Erstaunlich ist sie schon, die „Schneeball-Erde“-Hypothese des kalifornischen Geologen J.L. Kirschvink: Ihr zufolge soll die Erde im sonst weitgehend eisfreien Präkambrium – dem ersten Erdzeitalter, das vor 570 Millionen Jahren endete – mehrmals vollständig vergletschert gewesen sein. Das klingt absurd, denn das Klimasystem eines ganz mit Eis bedeckten Planeten läuft Gefahr, in eine Sackgasse zu geraten: Das Eis reflektiert den größten Teil der Sonneneinstrahlung, so daß sich die Erde unter normalen Umständen nicht wieder erwärmen könnte.
Kirschvink stützt seine These auf Kalkstein-Sedimente, die in der Regel nur in tropischen Meeren gebildet werden.
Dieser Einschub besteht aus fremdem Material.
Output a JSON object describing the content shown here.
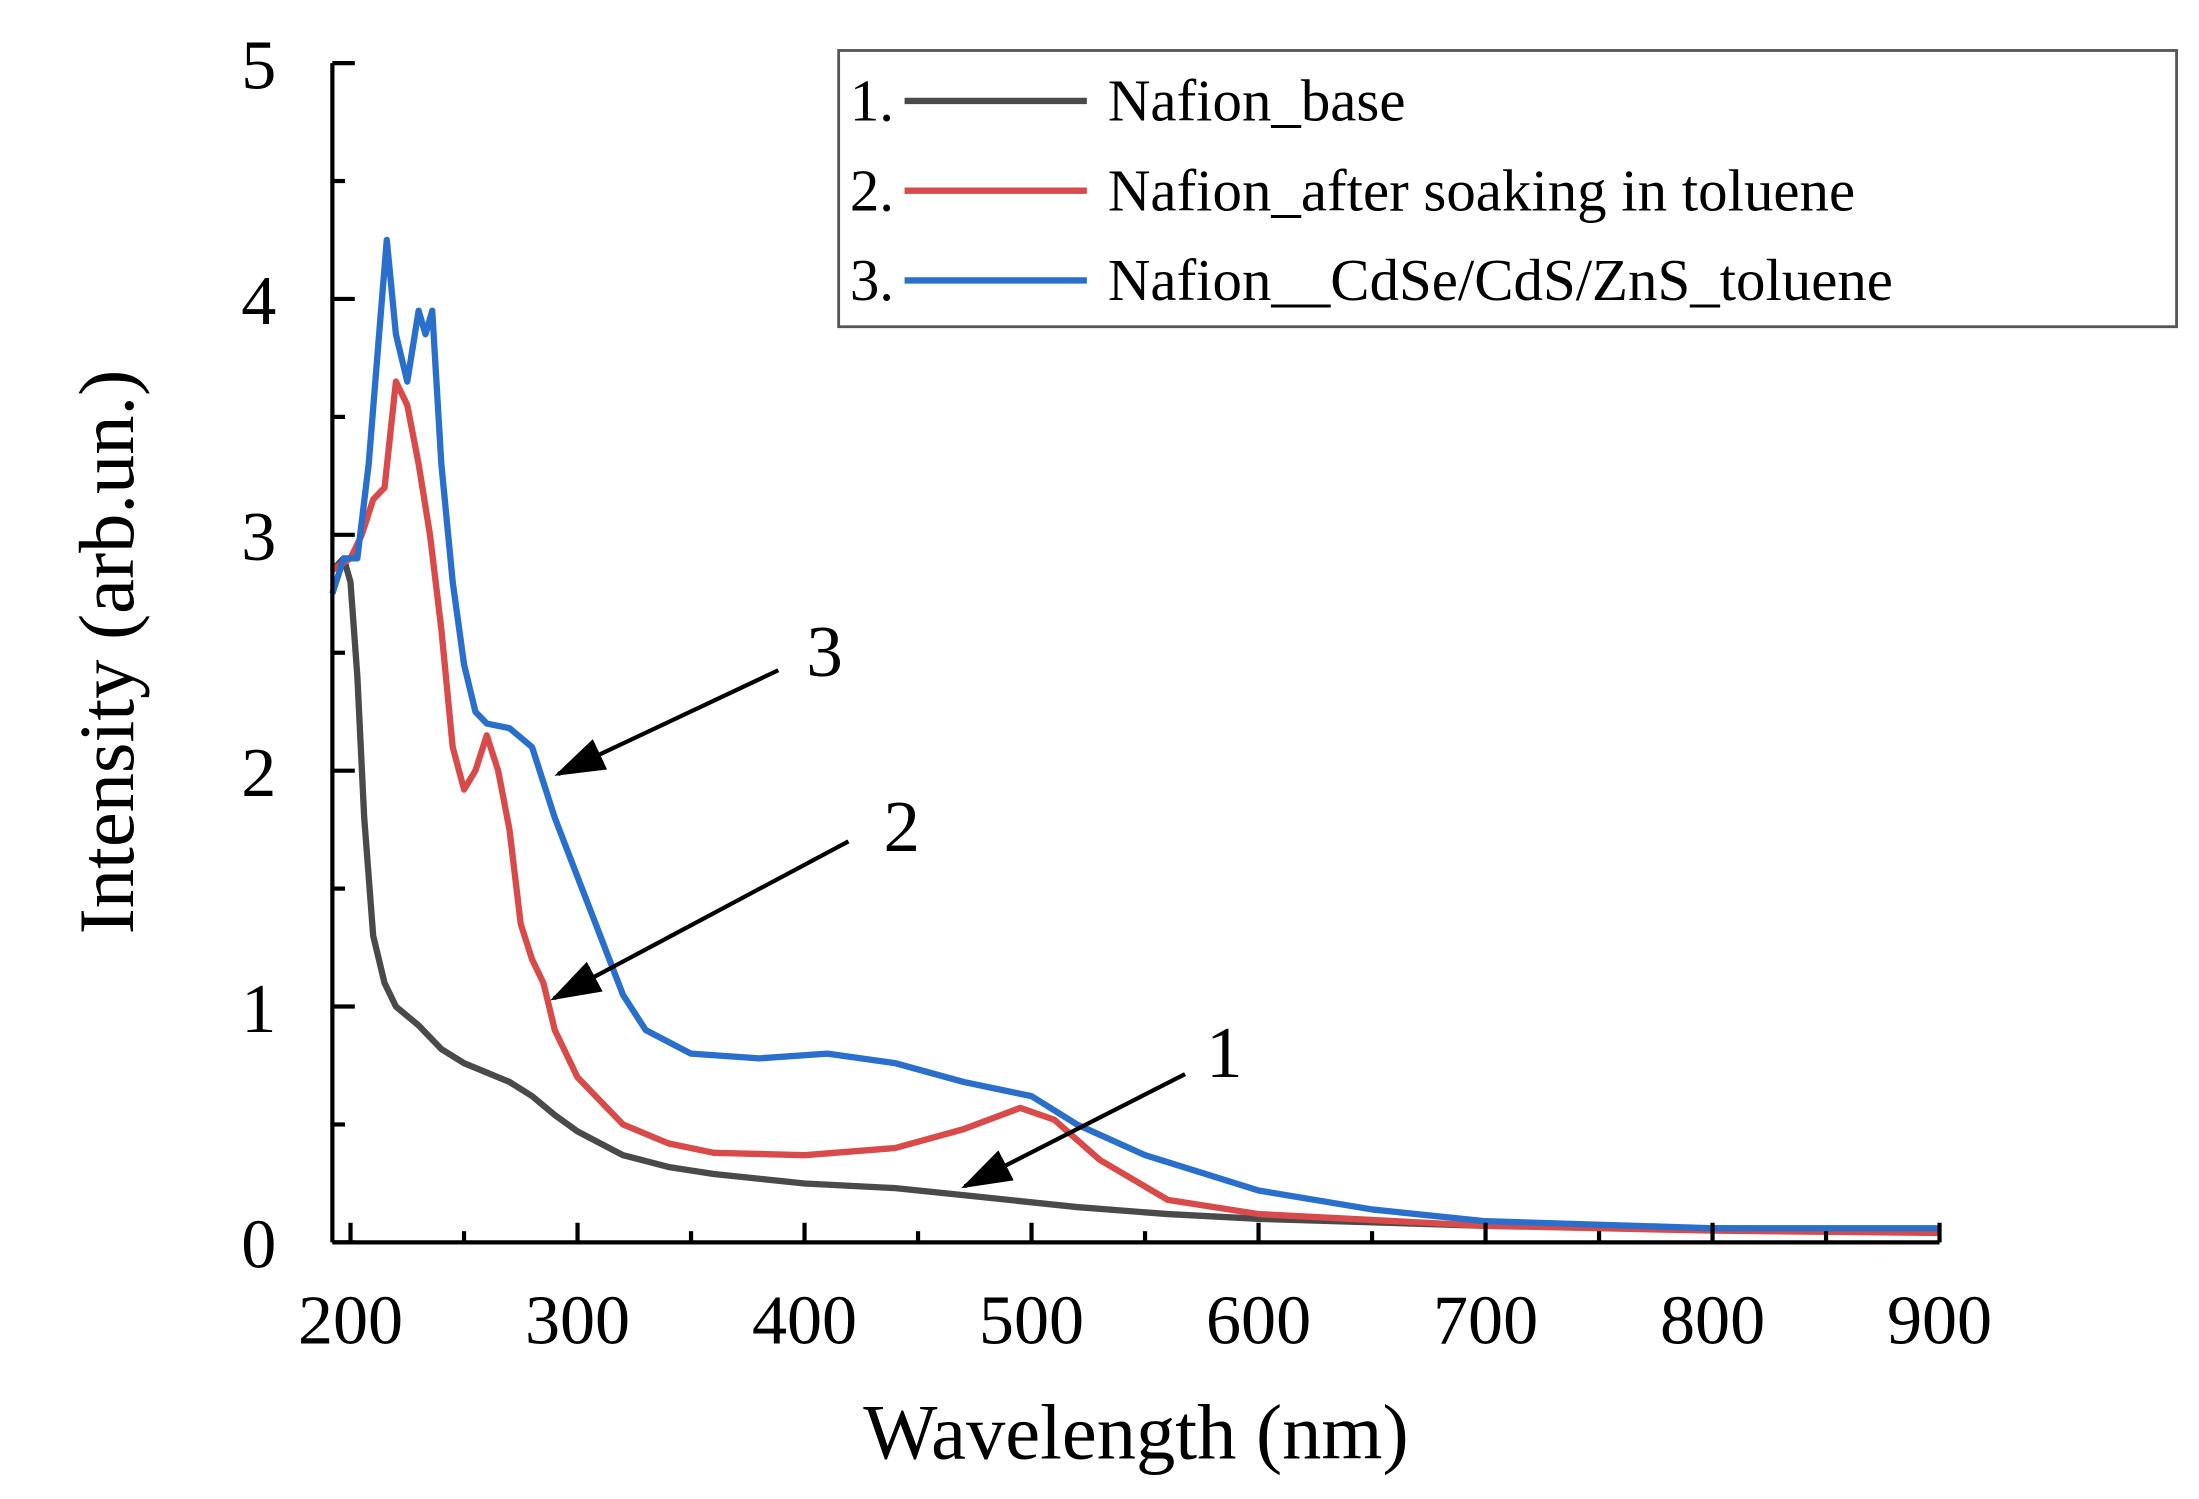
{
  "chart_data": {
    "type": "line",
    "title": "",
    "xlabel": "Wavelength (nm)",
    "ylabel": "Intensity (arb.un.)",
    "xlim": [
      192,
      900
    ],
    "ylim": [
      0,
      5
    ],
    "xticks": [
      200,
      300,
      400,
      500,
      600,
      700,
      800,
      900
    ],
    "yticks": [
      0,
      1,
      2,
      3,
      4,
      5
    ],
    "grid": false,
    "legend_position": "top-right",
    "series": [
      {
        "name": "Nafion_base",
        "prefix": "1.",
        "color": "#4a4a4a",
        "x": [
          192,
          197,
          200,
          203,
          206,
          210,
          215,
          220,
          230,
          240,
          250,
          260,
          270,
          280,
          290,
          300,
          320,
          340,
          360,
          380,
          400,
          440,
          480,
          520,
          560,
          600,
          700,
          800,
          900
        ],
        "y": [
          2.85,
          2.9,
          2.8,
          2.4,
          1.8,
          1.3,
          1.1,
          1.0,
          0.92,
          0.82,
          0.76,
          0.72,
          0.68,
          0.62,
          0.54,
          0.47,
          0.37,
          0.32,
          0.29,
          0.27,
          0.25,
          0.23,
          0.19,
          0.15,
          0.12,
          0.1,
          0.07,
          0.06,
          0.05
        ]
      },
      {
        "name": "Nafion_after soaking in toluene",
        "prefix": "2.",
        "color": "#d94a4a",
        "x": [
          192,
          200,
          205,
          210,
          215,
          220,
          225,
          230,
          235,
          240,
          245,
          250,
          255,
          260,
          265,
          270,
          275,
          280,
          285,
          290,
          300,
          320,
          340,
          360,
          400,
          440,
          470,
          495,
          510,
          530,
          560,
          600,
          700,
          800,
          900
        ],
        "y": [
          2.85,
          2.9,
          3.0,
          3.15,
          3.2,
          3.65,
          3.55,
          3.3,
          3.0,
          2.6,
          2.1,
          1.92,
          2.0,
          2.15,
          2.0,
          1.75,
          1.35,
          1.2,
          1.1,
          0.9,
          0.7,
          0.5,
          0.42,
          0.38,
          0.37,
          0.4,
          0.48,
          0.57,
          0.52,
          0.35,
          0.18,
          0.12,
          0.07,
          0.05,
          0.04
        ]
      },
      {
        "name": "Nafion__CdSe/CdS/ZnS_toluene",
        "prefix": "3.",
        "color": "#2a6fcc",
        "x": [
          192,
          197,
          203,
          208,
          213,
          216,
          220,
          225,
          230,
          233,
          236,
          240,
          245,
          250,
          255,
          260,
          270,
          280,
          290,
          300,
          310,
          320,
          330,
          350,
          380,
          410,
          440,
          470,
          500,
          520,
          550,
          600,
          650,
          700,
          800,
          900
        ],
        "y": [
          2.75,
          2.9,
          2.9,
          3.3,
          3.9,
          4.25,
          3.85,
          3.65,
          3.95,
          3.85,
          3.95,
          3.3,
          2.8,
          2.45,
          2.25,
          2.2,
          2.18,
          2.1,
          1.8,
          1.55,
          1.3,
          1.05,
          0.9,
          0.8,
          0.78,
          0.8,
          0.76,
          0.68,
          0.62,
          0.5,
          0.37,
          0.22,
          0.14,
          0.09,
          0.06,
          0.06
        ]
      }
    ],
    "annotations": [
      {
        "text": "3",
        "points_to_series": 3
      },
      {
        "text": "2",
        "points_to_series": 2
      },
      {
        "text": "1",
        "points_to_series": 1
      }
    ]
  }
}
Als sich die Erde – wie Kirschvink behauptet – drastisch abkühlte, drangen Gletscher bis zum Äquator vor, wo sich die Kalkstein-Ablagerungen unter das Gletschergestein mischten. Heute findet man diese Sedimente in Gesteinen in Nordamerika, Südaustralien und Südafrika – mehr als 30 Grad nördlicher beziehungsweise südlicher Breite. Wegen der Kontinentaldrift ist es durchaus möglich, daß sich die Orte in der Vergangenheit in den Tropen befunden haben.
Einen Beweis für seine Hypothese blieb Kirschvink bisher schuldig. Zwar hatten verschiedene Forschergruppen an mehreren Fundorten versucht, aus der Richtung des in den Gesteinsschichten gespeicherten Erdmagnetfeldes auf die frühere geographische Breite der Gletscher zu schließen. Doch dies scheiterte, weil die Richtungen des Magnetfeldes innerhalb eines Fundortes stark variierten – entweder weil die Gesteinsschichten beim Wandern der Gletscher deformiert wurden, oder weil das Erdmagnetfeld die schwachen Magnetisierungen im Laufe der Erdgeschichte „überschrieben“ hat.
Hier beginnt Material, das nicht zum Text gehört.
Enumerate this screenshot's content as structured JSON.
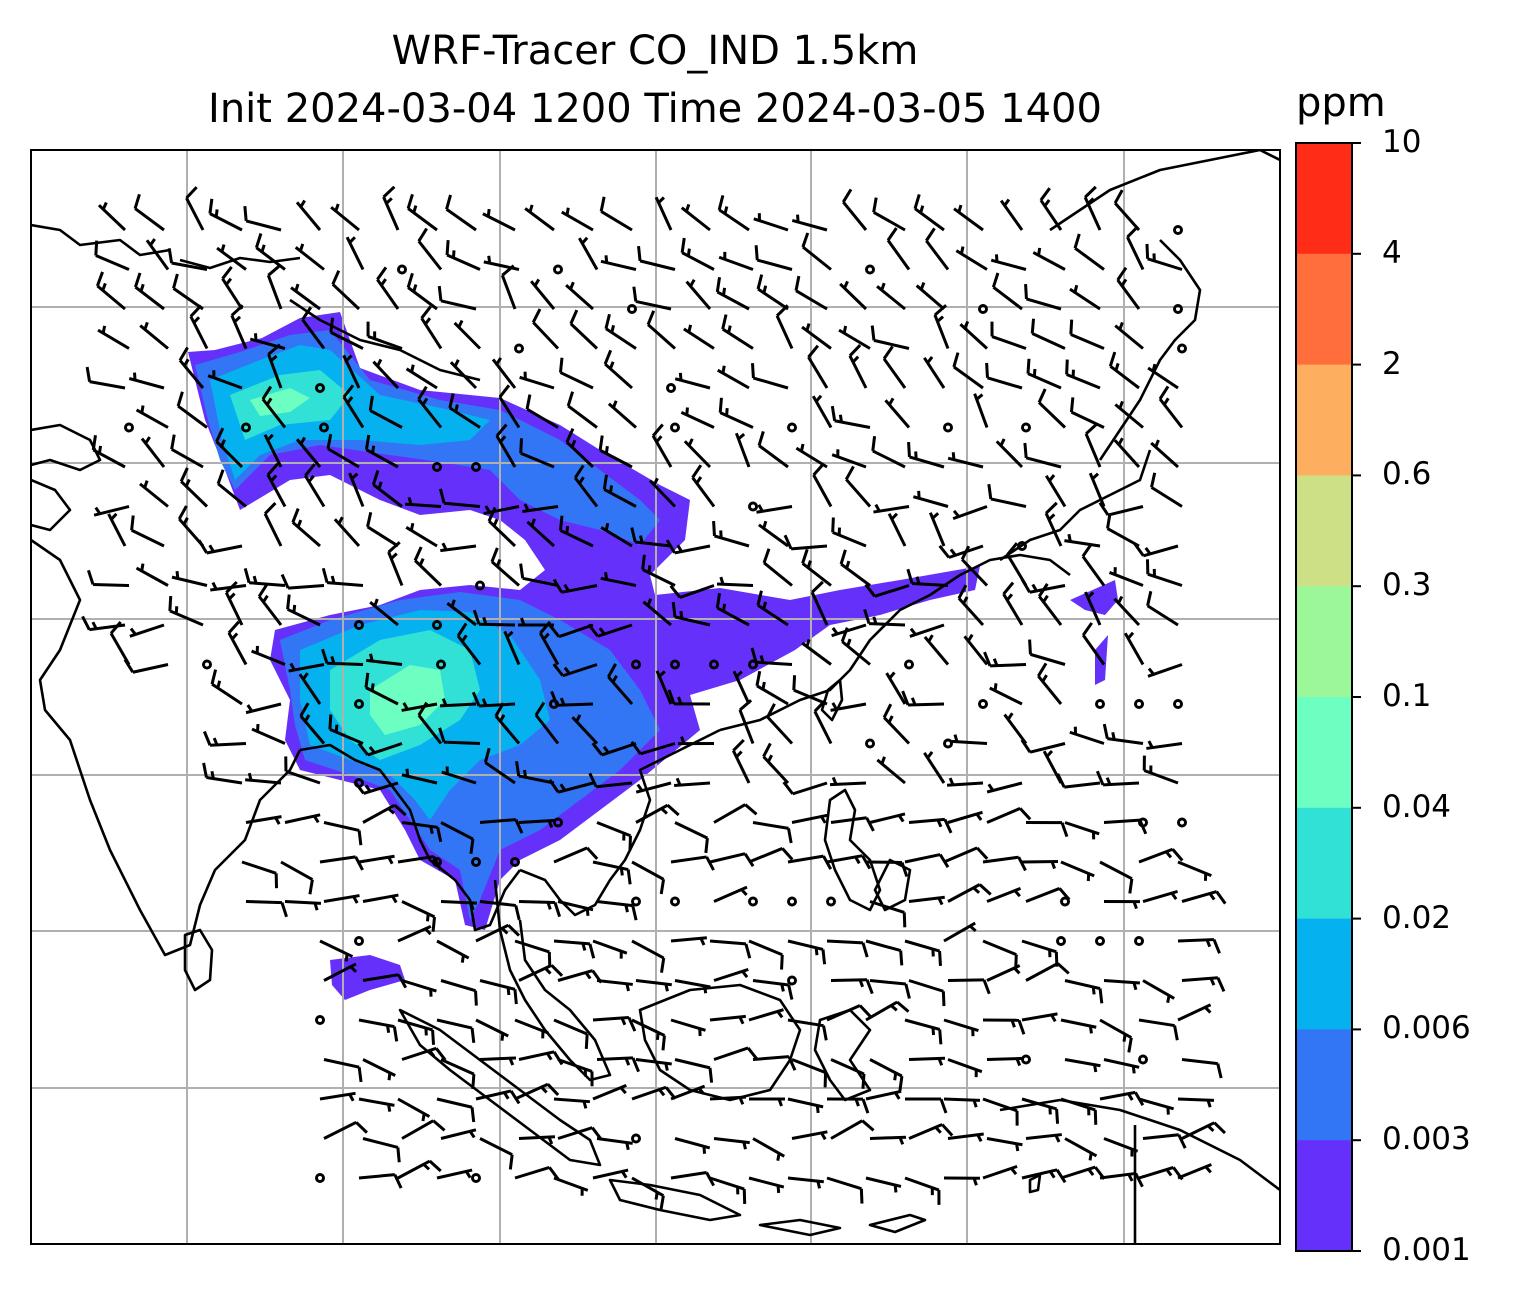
{
  "title": {
    "line1": "WRF-Tracer CO_IND 1.5km",
    "line2": "Init 2024-03-04 1200 Time 2024-03-05 1400"
  },
  "colorbar": {
    "unit": "ppm",
    "levels": [
      "10",
      "4",
      "2",
      "0.6",
      "0.3",
      "0.1",
      "0.04",
      "0.02",
      "0.006",
      "0.003",
      "0.001"
    ],
    "colors": [
      "#ff2d17",
      "#ff6e3b",
      "#fdaf5f",
      "#cde086",
      "#9cf798",
      "#6dfec2",
      "#31e1d6",
      "#05b2ef",
      "#3376f5",
      "#6530fa"
    ]
  },
  "map": {
    "gridlines": true,
    "gridline_color": "#b0b0b0",
    "coastline_color": "#000000"
  }
}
Ein einmaliger Glücksfall für die Lagebestimmung der Gletscher ist deshalb die Ongeluk-Formation im südafrikanischen Griekwaland, 500 Kilometer südwestlich von Johannesburg. Der Südafrikaner N. J. Beukes hat festgestellt, daß hier eine gut erhaltene Schicht eisenhaltigen Vulkangesteins direkt über 2,2 Milliarden Jahre altem Gletschergestein mit den fraglichen Kalkstein-Sedimenten liegt.
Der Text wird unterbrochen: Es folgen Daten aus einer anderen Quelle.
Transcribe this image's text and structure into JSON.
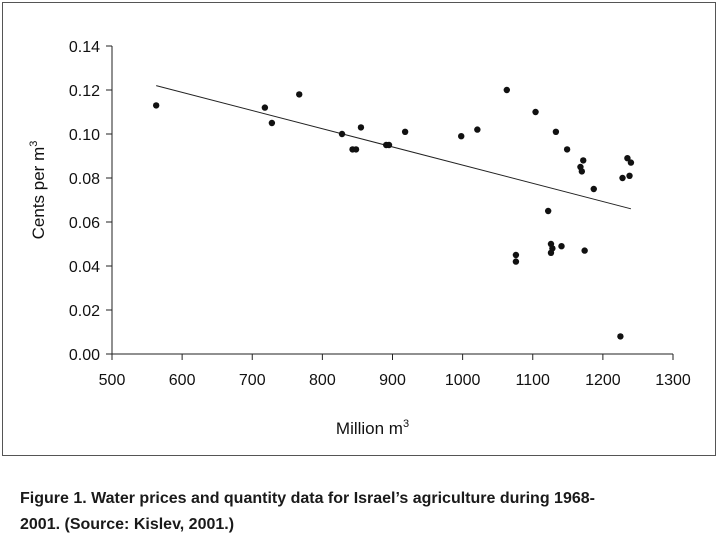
{
  "chart_data": {
    "type": "scatter",
    "title": "",
    "xlabel": "Million m",
    "xlabel_sup": "3",
    "ylabel": "Cents per m",
    "ylabel_sup": "3",
    "xlim": [
      500,
      1300
    ],
    "ylim": [
      0,
      0.14
    ],
    "xticks": [
      "500",
      "600",
      "700",
      "800",
      "900",
      "1000",
      "1100",
      "1200",
      "1300"
    ],
    "yticks": [
      "0.00",
      "0.02",
      "0.04",
      "0.06",
      "0.08",
      "0.10",
      "0.12",
      "0.14"
    ],
    "grid": false,
    "series": [
      {
        "name": "observations",
        "points": [
          [
            563,
            0.113
          ],
          [
            718,
            0.112
          ],
          [
            728,
            0.105
          ],
          [
            767,
            0.118
          ],
          [
            828,
            0.1
          ],
          [
            843,
            0.093
          ],
          [
            848,
            0.093
          ],
          [
            855,
            0.103
          ],
          [
            891,
            0.095
          ],
          [
            895,
            0.095
          ],
          [
            918,
            0.101
          ],
          [
            998,
            0.099
          ],
          [
            1021,
            0.102
          ],
          [
            1063,
            0.12
          ],
          [
            1076,
            0.045
          ],
          [
            1076,
            0.042
          ],
          [
            1104,
            0.11
          ],
          [
            1122,
            0.065
          ],
          [
            1126,
            0.05
          ],
          [
            1126,
            0.046
          ],
          [
            1128,
            0.048
          ],
          [
            1133,
            0.101
          ],
          [
            1141,
            0.049
          ],
          [
            1149,
            0.093
          ],
          [
            1168,
            0.085
          ],
          [
            1170,
            0.083
          ],
          [
            1172,
            0.088
          ],
          [
            1174,
            0.047
          ],
          [
            1187,
            0.075
          ],
          [
            1225,
            0.008
          ],
          [
            1228,
            0.08
          ],
          [
            1235,
            0.089
          ],
          [
            1238,
            0.081
          ],
          [
            1240,
            0.087
          ]
        ]
      }
    ],
    "trendline": {
      "type": "linear",
      "x": [
        563,
        1240
      ],
      "y": [
        0.122,
        0.066
      ]
    }
  },
  "caption": {
    "line1": "Figure 1. Water prices and quantity data for Israel’s agriculture during 1968-",
    "line2": "2001. (Source: Kislev, 2001.)"
  },
  "colors": {
    "axis": "#222222",
    "marker": "#111111",
    "trendline": "#222222"
  }
}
Magnetische Messungen am Vulkangestein, die Beukes zusammen mit Kirschvink ausführte, haben ergeben, daß das Vulkangestein und auch das Gletschergestein bei einer geographischen Breite von rund 11 Grad abgelagert wurden. Die Erde muß sich also vor 2,2 Milliarden Jahren so weit abgekühlt haben, daß sich in der Nähe des Äquators Gletscher bildeten.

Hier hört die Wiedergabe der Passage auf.